Шел бы он, этот Бог, на самом деле хотелось ему сказать. Дрючь-его, этого Бога, за то, что создал этот мир, загребись имя Его, ныне и, дрючь-е, вовеки, дрючь-его, этого Бога, за жизни наши, дрючь-его, Бога, что не спасает нас, дрючь-его, Бога этого, за то, что, дрючь-е, нет Его здесь, за то, что, дрючь-е, не спасает людей, горящих на этом гребаном бамбуке.

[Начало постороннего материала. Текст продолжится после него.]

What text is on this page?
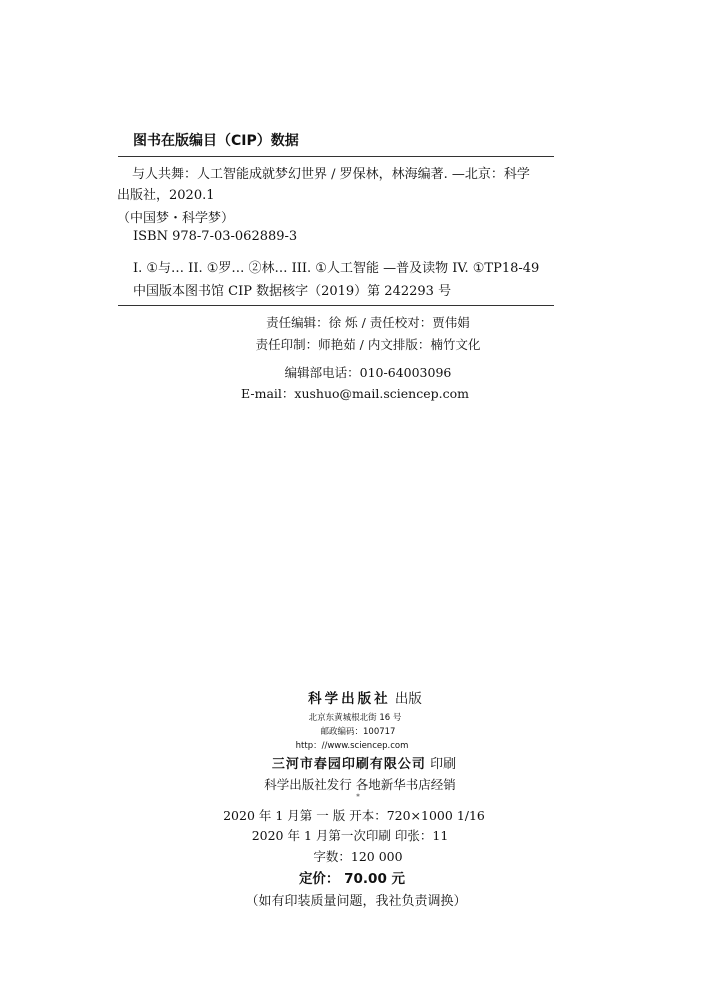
图书在版编目（CIP）数据
与人共舞：人工智能成就梦幻世界 / 罗保林，林海编著. —北京：科学
出版社，2020.1
（中国梦・科学梦）
ISBN 978-7-03-062889-3
I. ①与… II. ①罗… ②林… III. ①人工智能 —普及读物 IV. ①TP18-49
中国版本图书馆 CIP 数据核字（2019）第 242293 号
责任编辑：徐 烁 / 责任校对：贾伟娟
责任印制：师艳茹 / 内文排版：楠竹文化
编辑部电话：010-64003096
E-mail：xushuo@mail.sciencep.com
科学出版社 出版
北京东黄城根北街 16 号
邮政编码：100717
http：//www.sciencep.com
三河市春园印刷有限公司 印刷
科学出版社发行 各地新华书店经销
*
2020 年 1 月第 一 版 开本：720×1000 1/16
2020 年 1 月第一次印刷 印张：11
字数：120 000
定价： 70.00 元
（如有印装质量问题，我社负责调换）
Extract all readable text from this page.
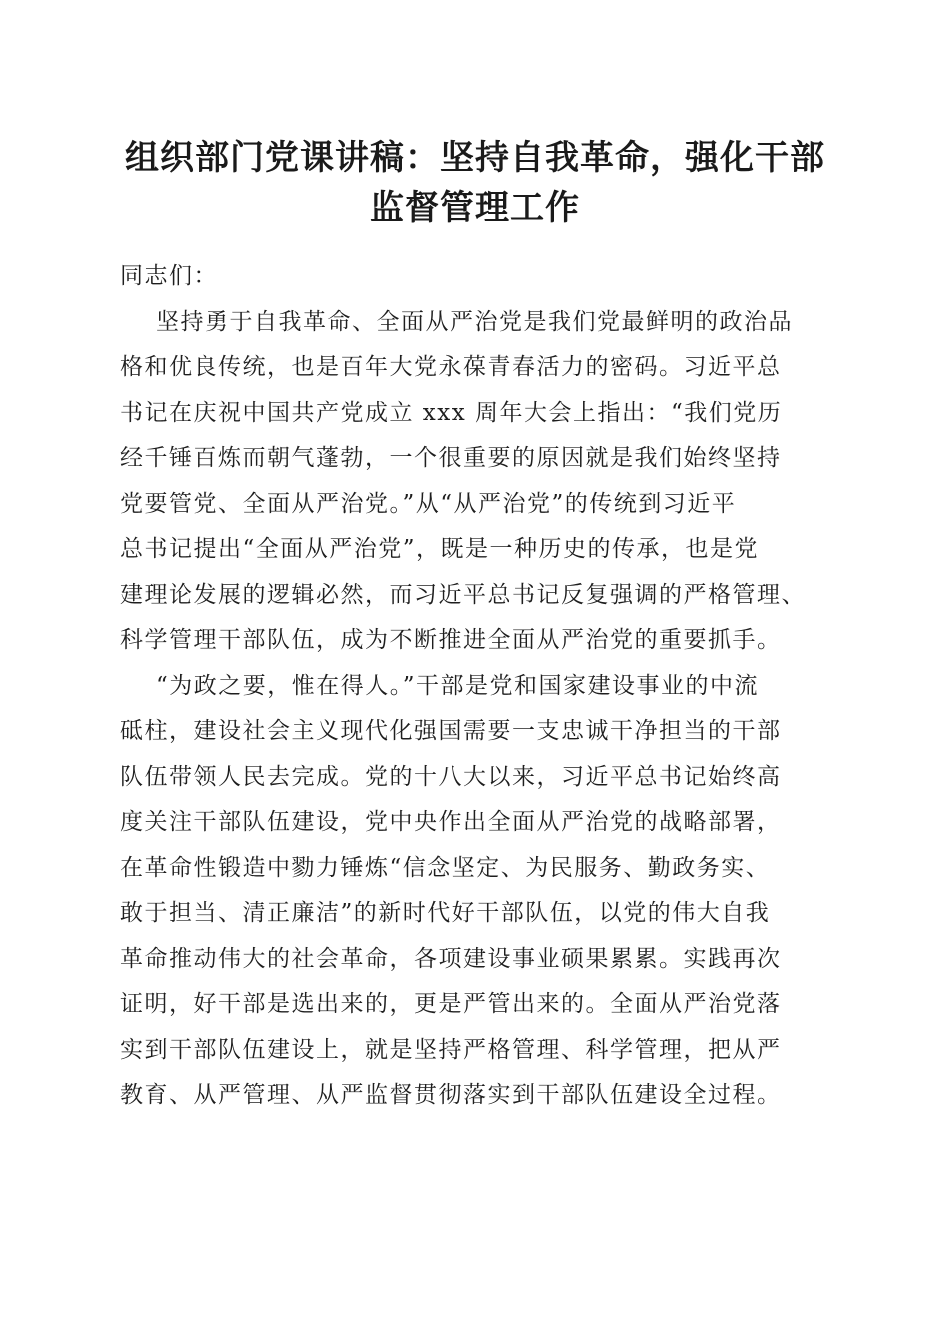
组织部门党课讲稿：坚持自我革命，强化干部
监督管理工作
同志们：
坚持勇于自我革命、全面从严治党是我们党最鲜明的政治品
格和优良传统，也是百年大党永葆青春活力的密码。习近平总
书记在庆祝中国共产党成立 xxx 周年大会上指出：“我们党历
经千锤百炼而朝气蓬勃，一个很重要的原因就是我们始终坚持
党要管党、全面从严治党。”从“从严治党”的传统到习近平
总书记提出“全面从严治党”，既是一种历史的传承，也是党
建理论发展的逻辑必然，而习近平总书记反复强调的严格管理、
科学管理干部队伍，成为不断推进全面从严治党的重要抓手。
“为政之要，惟在得人。”干部是党和国家建设事业的中流
砥柱，建设社会主义现代化强国需要一支忠诚干净担当的干部
队伍带领人民去完成。党的十八大以来，习近平总书记始终高
度关注干部队伍建设，党中央作出全面从严治党的战略部署，
在革命性锻造中勠力锤炼“信念坚定、为民服务、勤政务实、
敢于担当、清正廉洁”的新时代好干部队伍，以党的伟大自我
革命推动伟大的社会革命，各项建设事业硕果累累。实践再次
证明，好干部是选出来的，更是严管出来的。全面从严治党落
实到干部队伍建设上，就是坚持严格管理、科学管理，把从严
教育、从严管理、从严监督贯彻落实到干部队伍建设全过程。
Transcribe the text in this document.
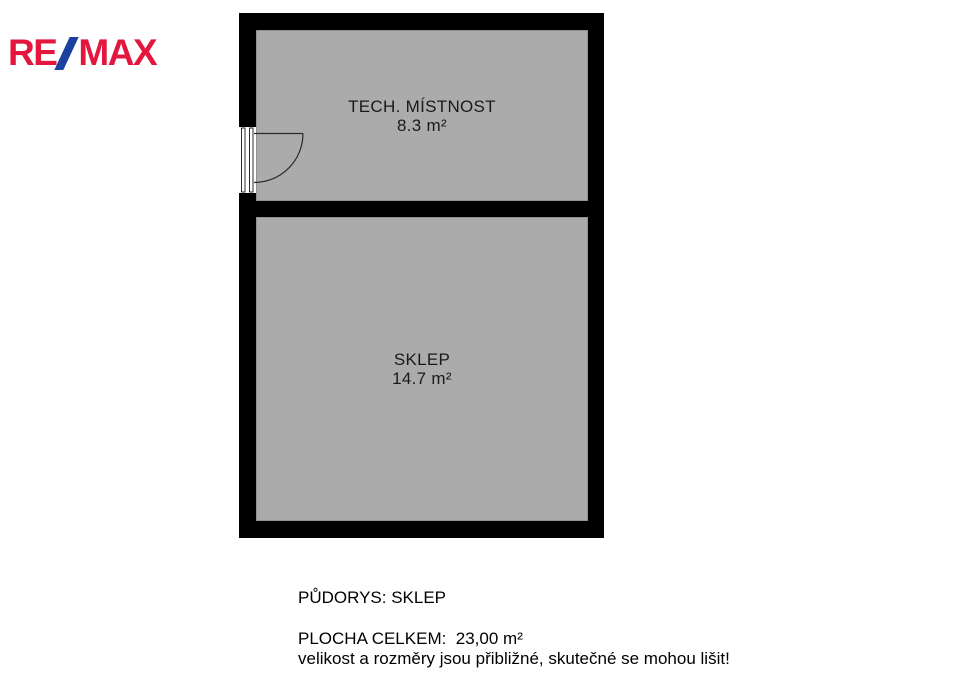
RE MAX
TECH. MÍSTNOST
8.3 m²
SKLEP
14.7 m²

PŮDORYS: SKLEP

PLOCHA CELKEM:  23,00 m²

velikost a rozměry jsou přibližné, skutečné se mohou lišit!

Но потому, что он был человеком, и потому, что, как человек, был он самым обычным из людей необычных, он и бубнил: «Бог-Бог-Бог», – во время заупокойной службы всякий раз, когда больше сказать было нечего, а про безвременную, бессмысленную смерть, как выяснилось, ему было очень мало что сказать. Узники, похоже, этим довольствовались, зато Дорриго Эванс не мог сглотнуть склизское отвращение, которое жабой ворочалось у него во рту после службы. Ему не нужен был Бог, не нужны были эти костры, ему нужна была Эми, а перед глазами у него плясали одни лишь языки пламени.
– Бонокс, вы все еще верите в Бога?
– Не знаю, полковник. А вот о людях я начинаю задумываться.
Горевшие тела потрескивали и постреливали, лопаясь. У одного рука поднялась, когда жилы натянулись от жара.
Один из костровых махнул мертвецу в ответ.
– Всего тебе доброго, Джеки. Ты теперь вырвался отсюда, братан.
– Видать, так оно и нужно, – сказал Бонокс Бейкер.
– Не уверен, что это так, как следовало бы, – возразил Дорриго Эванс.
– Оно значило кое-что для ребят. Я так думаю. Даже если не значило для вас.
– Серьезно? – вскинул голову Дорриго Эванс.
Ему припомнился анекдот, который он услышал в каирском кафе. Пророк посреди пустыни сообщает путешественнику, который умирает от жажды: все, что ему нужно, – это вода. «Воды-то и нет», – отвечает путешественник. «Согласен, – кивает пророк, – но если бы вода была, тебя бы не мучила жажда и ты бы не умер». «Значит, я точно умру», – говорит путешественник. «Нет, если выпьешь воды», – отвечает пророк.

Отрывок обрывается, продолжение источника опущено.